Vanity and Some Sables

When “Kid” Brady was sent to the ropes by Molly McKeever’s blue-black eyes he withdrew from the Stovepipe Gang. So much for the power of a colleen’s blanderin’ tongue and stubborn true-heartedness. If you are a man who read this, may such an influence be sent you before two o’clock to-morrow; if you are a woman, may your Pomeranian greet you this morning with a cold nose—a sign of dog health and your happiness.

The Stovepipe Gang borrowed its name from a subdistrict of the city called the “Stovepipe,” which is a narrow and natural extension of the familiar district known as “Hell’s Kitchen.” The “Stovepipe” strip of town rungs along Eleventh and Twelfth Avenues on the river, and bends a hard and sooty elbow around little, lost, homeless De Witt Clinton Park. Consider that a stovepipe is an important factor in any kitchen and the situation is analysed. The chefs in “Hell’s Kitchen” are many, and the Stovepipe Gang wears the cordon blue.

The members of this unchartered but widely known brotherhood appeared to pass their time on street corners arrayed like the lilies of the conservatory and busy with nail files and penknives. Thus displayed as a guarantee of good faith, they carried on an innocuous conversation in a 200-word vocabulary, to the casual observer as innocent and immaterial as that heard in the clubs seven blocks to the east.

But off exhibition the “Stovepipes” were not mere street corner ornaments addicted to posing and manicuring. Their serious occupation was the separating of citizens from their coin and valuables. Preferably this was done by weird and singular tricks without noise or bloodshed; but whenever the citizen honoured by their attentions refused to impoverish himself gracefully, his objections came to be spread finally upon some police station blotter or hospital register.

The police held the Stovepipe Gang in perpetual suspicion and respect. As the nightingale’s liquid note is heard in the deepest shadows, so along the “Stovepipe’s” dark and narrow confines the whistle for reserves punctures the dull ear of night. Whenever there was smoke in the “Stovepipe” the tasselled men in blue knew there was fire in “Hell’s Kitchen.”

“Kid” Brady promised Molly to be good. “Kid” was the vainest the strongest, the wariest and the most successful plotter in the gang. Therefore, the boys were sorry to give him up.

But they witnessed his fall to a virtuous life without protest. For, in the Kitchen it is considered neither unmanly nor improper for a guy to do as his girl advises.

Black her eye for love’s sake, if you will; but it is all-to-the-good business to do a thing when she wants you to do it.

“Turn off the hydrant,” said the Kid, one night when Molly, tearful, besought him to amend his ways. “I’m going to cut out the gang. You for mine, and the simple life on the side. I’ll tell you, Moll—I’ll get work; and in a year we’ll get married. I’ll do it for you. We’ll get a flat and a flute, and a sewing machine, and a rubber plant and live as honest as we can.”
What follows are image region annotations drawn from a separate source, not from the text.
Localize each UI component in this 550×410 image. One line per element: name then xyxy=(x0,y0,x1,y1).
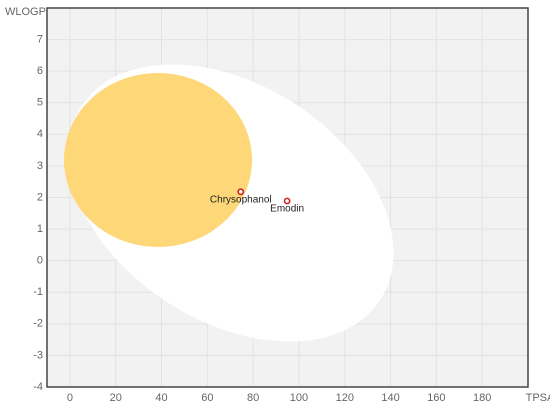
x-axis-label: TPSA xyxy=(526,392,550,404)
y-tick-label: 7 xyxy=(37,33,43,45)
y-tick-label: 3 xyxy=(37,160,43,172)
point xyxy=(237,188,245,196)
y-tick-label: -1 xyxy=(33,286,43,298)
y-tick-label: 1 xyxy=(37,223,43,235)
y-tick-label: -3 xyxy=(33,349,43,361)
x-tick-label: 160 xyxy=(427,392,445,404)
y-tick-label: 4 xyxy=(37,128,43,140)
y-tick-label: 0 xyxy=(37,255,43,267)
x-tick-label: 120 xyxy=(336,392,354,404)
y-tick-label: 5 xyxy=(37,97,43,109)
yolk-region xyxy=(64,73,252,247)
x-tick-label: 80 xyxy=(247,392,259,404)
x-tick-label: 40 xyxy=(155,392,167,404)
x-tick-label: 60 xyxy=(201,392,213,404)
point-label: Emodin xyxy=(270,204,304,215)
x-tick-label: 0 xyxy=(67,392,73,404)
point-label: Chrysophanol xyxy=(210,194,272,205)
y-axis-label: WLOGP xyxy=(5,6,46,18)
x-tick-label: 140 xyxy=(381,392,399,404)
x-tick-label: 100 xyxy=(290,392,308,404)
y-tick-label: 2 xyxy=(37,191,43,203)
y-tick-label: -4 xyxy=(33,381,43,393)
y-tick-label: -2 xyxy=(33,318,43,330)
point xyxy=(283,197,291,205)
x-tick-label: 20 xyxy=(110,392,122,404)
y-tick-label: 6 xyxy=(37,65,43,77)
plot-border xyxy=(46,7,529,388)
x-tick-label: 180 xyxy=(473,392,491,404)
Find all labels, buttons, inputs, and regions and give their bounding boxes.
“Oh, Kid,” sighed Molly, wiping the powder off his shoulder with her handkerchief, “I’d rather hear you say that than to own all of New York. And we can be happy on so little!”

The Kid looked down at his speckless cuffs and shining patent leathers with a suspicion of melancholy.
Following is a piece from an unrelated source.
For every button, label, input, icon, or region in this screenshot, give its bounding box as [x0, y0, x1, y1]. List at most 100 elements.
“It’ll hurt hardest in the rags department,” said he. “I’ve kind of always liked to rig out swell when I could. You know how I hate cheap things, Moll. This suit set me back sixty-five. Anything in the wearing apparel line has got to be just so, or it’s to the misfit parlours for it, for mine. If I work I won’t have so much coin to hand over to the little man with the big shears.”

“Never mind, Kid. I’ll like you just as much in a blue jumper as I would in a red automobile.”